Brian Sampson, president of the Associated Builders and Contractors Empire State Chapter, said in a statement that the group and its members support legislation advancing emissions reductions. However, Sampson said it is key to ensure that laws do not “make construction even more difficult and costly. He pointed to instances identified in the DOB advisory report where costs could exceed what is practical under the law, which he says could exacerbate affordable housing issues by discouraging owners from investing in the city. 

Some environmental advocates, and some contractors, have also shared concerns about provisions allowing owners to purchase renewable energy credits for deductions from emissions related to electricity use. Amanda Kaminsky, director of sustainable construction, Americas, for Lendlease said in a statement that RECs can provide some near-term benefits, but the city should “empower onsite construction retrofits that result in direct emissions reduction.” 

“Moving forward, further clarity from the Dept. of Buildings should ensure these rules are implemented effectively and at the appropriate pace,” Kaminsky says.

Despite concerns around some of the specifics of implementation, there is general support in the real estate industry for reducing emissions.

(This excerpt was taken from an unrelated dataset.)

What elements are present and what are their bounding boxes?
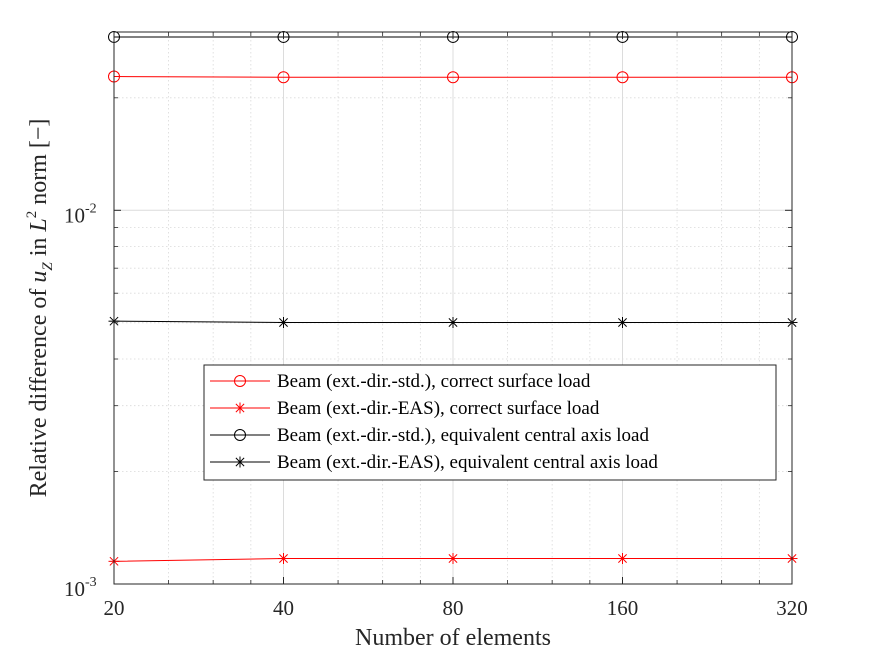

REBNY members “continue to lead the way in reducing emissions through investments in building efficiency, electrification and renewable energy deployment,” Avery says. And last April, the New York State Energy Research and Development Authority released a “playbook” on low-carbon retrofits for building owners, in conjunction with high-profile developers including Empire State Realty Trust, The Durst Organization, Hudson Square Properties and Vornado. 

Contractor Skanska USA, a tenant of Empire State Realty Trust with its LEED CI Platinum-certified office in the Empire State Building, contributed to the playbook, as well as DOB’s advisory report. Myrrh Caplan, vice president of sustainability at Skanska USA Building, said in a statement that Local Law 97 shows that New York “has positioned itself to tackle the climate crisis.”

“The success of meeting the city’s sustainability goals will continue to require substantial collaboration across many key stakeholders,” Caplan says.